I also just realized that if I place my laptop camera in the exact same spot, while recording the background video and during class, all I need to do is sit on the left of the camera pane during class, and only stay on the right for the background video, then I just need to stitch the two videos side-by-side in OBS and it should work well enough.
I think I achieved my purpose here. Ask a question from a bunch of smart people. Either they give a great answer, or their response forces you to rethink and figure out a simple solution.
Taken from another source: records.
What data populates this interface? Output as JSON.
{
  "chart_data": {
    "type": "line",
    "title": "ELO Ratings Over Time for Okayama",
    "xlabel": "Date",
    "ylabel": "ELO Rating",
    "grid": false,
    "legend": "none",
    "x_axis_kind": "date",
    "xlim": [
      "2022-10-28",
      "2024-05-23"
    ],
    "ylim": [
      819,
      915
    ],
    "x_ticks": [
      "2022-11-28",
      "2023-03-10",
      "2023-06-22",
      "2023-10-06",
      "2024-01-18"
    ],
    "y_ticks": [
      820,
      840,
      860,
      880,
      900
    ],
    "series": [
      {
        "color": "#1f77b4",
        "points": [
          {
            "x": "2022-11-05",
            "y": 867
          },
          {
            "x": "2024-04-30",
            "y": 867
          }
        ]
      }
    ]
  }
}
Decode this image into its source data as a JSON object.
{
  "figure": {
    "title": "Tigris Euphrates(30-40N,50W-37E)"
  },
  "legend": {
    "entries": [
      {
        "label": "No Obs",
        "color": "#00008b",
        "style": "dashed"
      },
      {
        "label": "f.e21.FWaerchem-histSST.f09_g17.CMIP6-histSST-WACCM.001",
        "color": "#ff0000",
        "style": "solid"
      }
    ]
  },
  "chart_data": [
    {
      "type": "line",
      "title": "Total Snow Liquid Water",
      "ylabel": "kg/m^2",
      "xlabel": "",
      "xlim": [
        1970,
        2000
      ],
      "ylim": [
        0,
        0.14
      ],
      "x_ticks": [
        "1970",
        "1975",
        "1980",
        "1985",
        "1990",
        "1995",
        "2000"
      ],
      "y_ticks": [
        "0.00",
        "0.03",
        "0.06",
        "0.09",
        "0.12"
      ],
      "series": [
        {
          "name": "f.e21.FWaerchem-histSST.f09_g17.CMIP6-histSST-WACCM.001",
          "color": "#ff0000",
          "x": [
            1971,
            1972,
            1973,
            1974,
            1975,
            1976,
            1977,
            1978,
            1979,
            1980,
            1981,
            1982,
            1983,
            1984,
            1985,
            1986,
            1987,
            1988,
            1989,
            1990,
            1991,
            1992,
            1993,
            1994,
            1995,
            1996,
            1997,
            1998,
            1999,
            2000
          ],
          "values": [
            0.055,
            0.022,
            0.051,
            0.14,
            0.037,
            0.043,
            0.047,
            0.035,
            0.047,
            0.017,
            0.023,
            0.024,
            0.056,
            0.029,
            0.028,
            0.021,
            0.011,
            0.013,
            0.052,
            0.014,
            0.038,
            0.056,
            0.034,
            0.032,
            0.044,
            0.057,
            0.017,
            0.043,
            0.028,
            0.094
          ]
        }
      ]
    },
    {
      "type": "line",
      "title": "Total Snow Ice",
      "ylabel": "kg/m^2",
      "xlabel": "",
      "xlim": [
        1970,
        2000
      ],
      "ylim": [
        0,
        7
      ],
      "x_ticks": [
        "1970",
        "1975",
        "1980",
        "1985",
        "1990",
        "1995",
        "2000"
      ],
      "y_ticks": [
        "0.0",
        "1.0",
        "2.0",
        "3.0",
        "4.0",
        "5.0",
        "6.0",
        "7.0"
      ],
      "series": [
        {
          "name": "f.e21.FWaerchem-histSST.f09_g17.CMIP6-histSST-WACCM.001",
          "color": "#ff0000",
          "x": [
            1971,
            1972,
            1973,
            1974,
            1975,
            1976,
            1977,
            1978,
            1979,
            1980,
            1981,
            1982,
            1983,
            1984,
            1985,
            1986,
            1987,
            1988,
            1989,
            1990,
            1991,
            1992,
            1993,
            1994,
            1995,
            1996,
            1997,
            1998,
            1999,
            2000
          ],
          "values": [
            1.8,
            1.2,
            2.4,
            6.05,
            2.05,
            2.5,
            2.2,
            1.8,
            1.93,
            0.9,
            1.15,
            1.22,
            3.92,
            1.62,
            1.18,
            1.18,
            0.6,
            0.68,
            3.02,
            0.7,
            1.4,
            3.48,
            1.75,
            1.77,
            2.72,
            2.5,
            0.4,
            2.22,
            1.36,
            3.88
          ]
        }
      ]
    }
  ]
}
Thank you HN for being my AI enabled rubber duck.
Use chroma key to remove the background and add a video there, possibly on a loop.
Would it be possible to avoid the conversion to RGB? (This forum thread says it's CPU-only: https://forums.developer.nvidia.com/t/videoconverts-performa...)
Right now SelfieSegmentation is just a thin wrapper around the selfie segmentation solution provided in https://google.github.io/mediapipe. It operates on RGB frames, so that's why I need the conversion. The model inference is also done on the CPU. Interestingly, there is a GPU mediapipe graph available, but I haven't looked into what's needed to use that yet.
And yes, Boxfilter is just a wrapper around opencv's boxfilter. This is probably the lowest hanging fruit that could be moved to use GPU.
Can't get it to work at the moment - but hopefully with a bit more experimenting, this will replace my current options.
Hadn't realised until reading this submission that Zoom has added blur support on Linux recently - on trying it out it does seem quite poor though - a very sharp edge and quite slow to update.